The psychological profile of bariatric candidates and health-related quality of life after gastric bypass operation: Preliminary results — ASN Events

The psychological profile of bariatric candidates and health-related quality of life after gastric bypass operation: Preliminary results (#107)

Cathrine L Wimmelmann 1 , Michael T Lund 2 3 , Merethe Hansen 2 , Flemming Dela 2 3 , Erik L Mortensen 1 3
  1. Department of Environmental Health, University of Copenhagen, Copenhagen, Denmark
  2. Department of Biomedical Sciences, University of Copenhagen, Copenhagen, Denmark
  3. Center for Healthy Aging, University of Copenhagen, Copenhagen, Denmark

Background Bariatric surgery is the treatment of choice for morbidly obese individuals often resulting in weight loss of 60%-80% of the overweight, improvements in health-related quality of life and cure of obesity-related co-morbidities. However, it has been reported that a significant minority of patients regain weight or have a poor mental health outcome despite losing weight. Psychological factors are believed to influence postoperative health behavior and may play an important role for surgical outcome. To date no preoperative psychological predictors have consistently been identified.

Objectives The aim of this study is to describe the psychological profile of bariatric candidates and to identify psychological predictors of weight loss and mental health after bariatric surgery.

Design A prospective study is planned to include a total of 120 Gastric Bypass patients who complete measures of personality (NEO-FFI), mental symptoms (SCL), health-related quality of life (SF-36), body image (BIQ) and social background two times before and two times after surgery with a follow-up of up to 2 years. Furthermore, an intelligence test (IST-2000-R) is administered preoperatively. In addition, 20 semi-structured qualitative interviews are conducted 2 years after surgery.

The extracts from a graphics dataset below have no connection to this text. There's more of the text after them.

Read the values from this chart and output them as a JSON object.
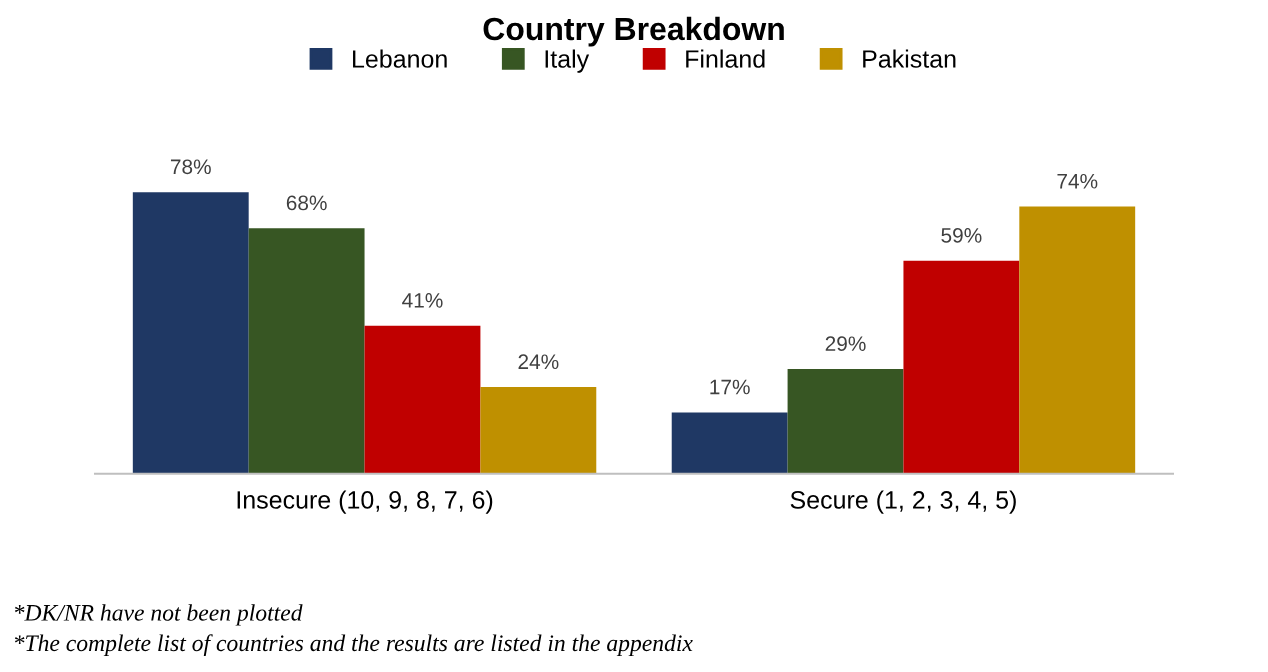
{
  "chart_data": {
    "type": "bar",
    "title": "Country Breakdown",
    "categories": [
      "Insecure (10, 9, 8, 7, 6)",
      "Secure (1, 2, 3, 4, 5)"
    ],
    "series": [
      {
        "name": "Lebanon",
        "color": "#1f3864",
        "values": [
          78,
          17
        ],
        "value_labels": [
          "78%",
          "17%"
        ]
      },
      {
        "name": "Italy",
        "color": "#375623",
        "values": [
          68,
          29
        ],
        "value_labels": [
          "68%",
          "29%"
        ]
      },
      {
        "name": "Finland",
        "color": "#c00000",
        "values": [
          41,
          59
        ],
        "value_labels": [
          "41%",
          "59%"
        ]
      },
      {
        "name": "Pakistan",
        "color": "#bf9000",
        "values": [
          24,
          74
        ],
        "value_labels": [
          "24%",
          "74%"
        ]
      }
    ],
    "legend": "top",
    "grid": false,
    "annotations": [
      "*DK/NR have not been plotted",
      "*The complete list of countries and the results are listed in the appendix"
    ]
  }
}
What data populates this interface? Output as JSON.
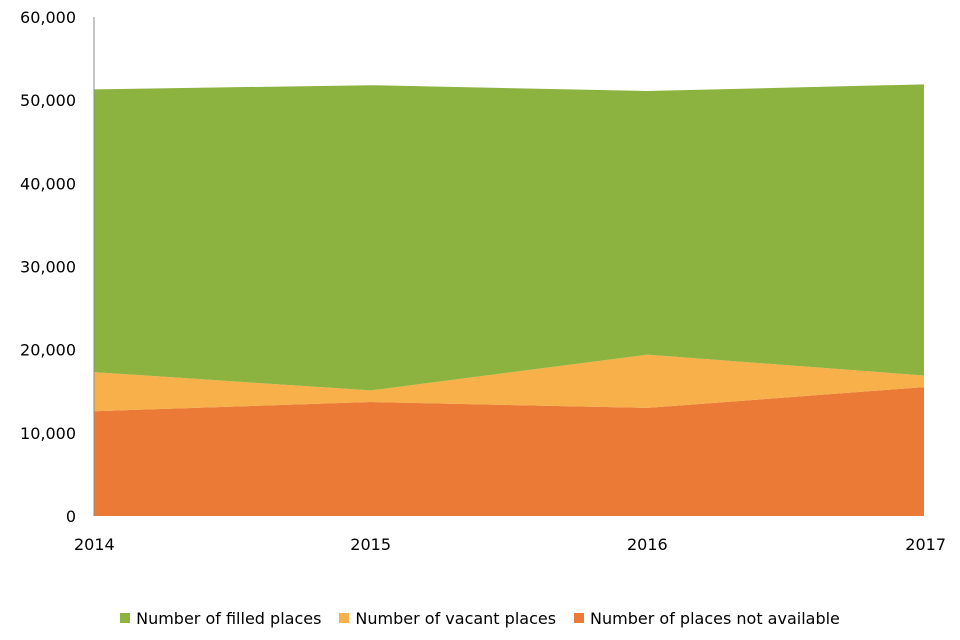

Results Preliminary results show that the first patients (n=109) scored higher on the personality domain of Neuroticism (p=.000), had more symptoms of somatization (p=.000), depression (p=.000) and anxiety (p=.000), reduced quality of life (p=.000 for all subscales) and lower intelligence score compared with the general population. After surgery statistically significant improvement in quality of life was observed on all SF-36 subscales (p< .008 or less). Furthermore, the General Severity Index (GSI) of SCL was found to be the main preoperative predictor of postoperative health-related quality of life and mental symptom load.

Conclusions These data suggest that bariatric patients experience pronounced improvements in both health-related quality of life and mental health after Gastric Bypass surgery.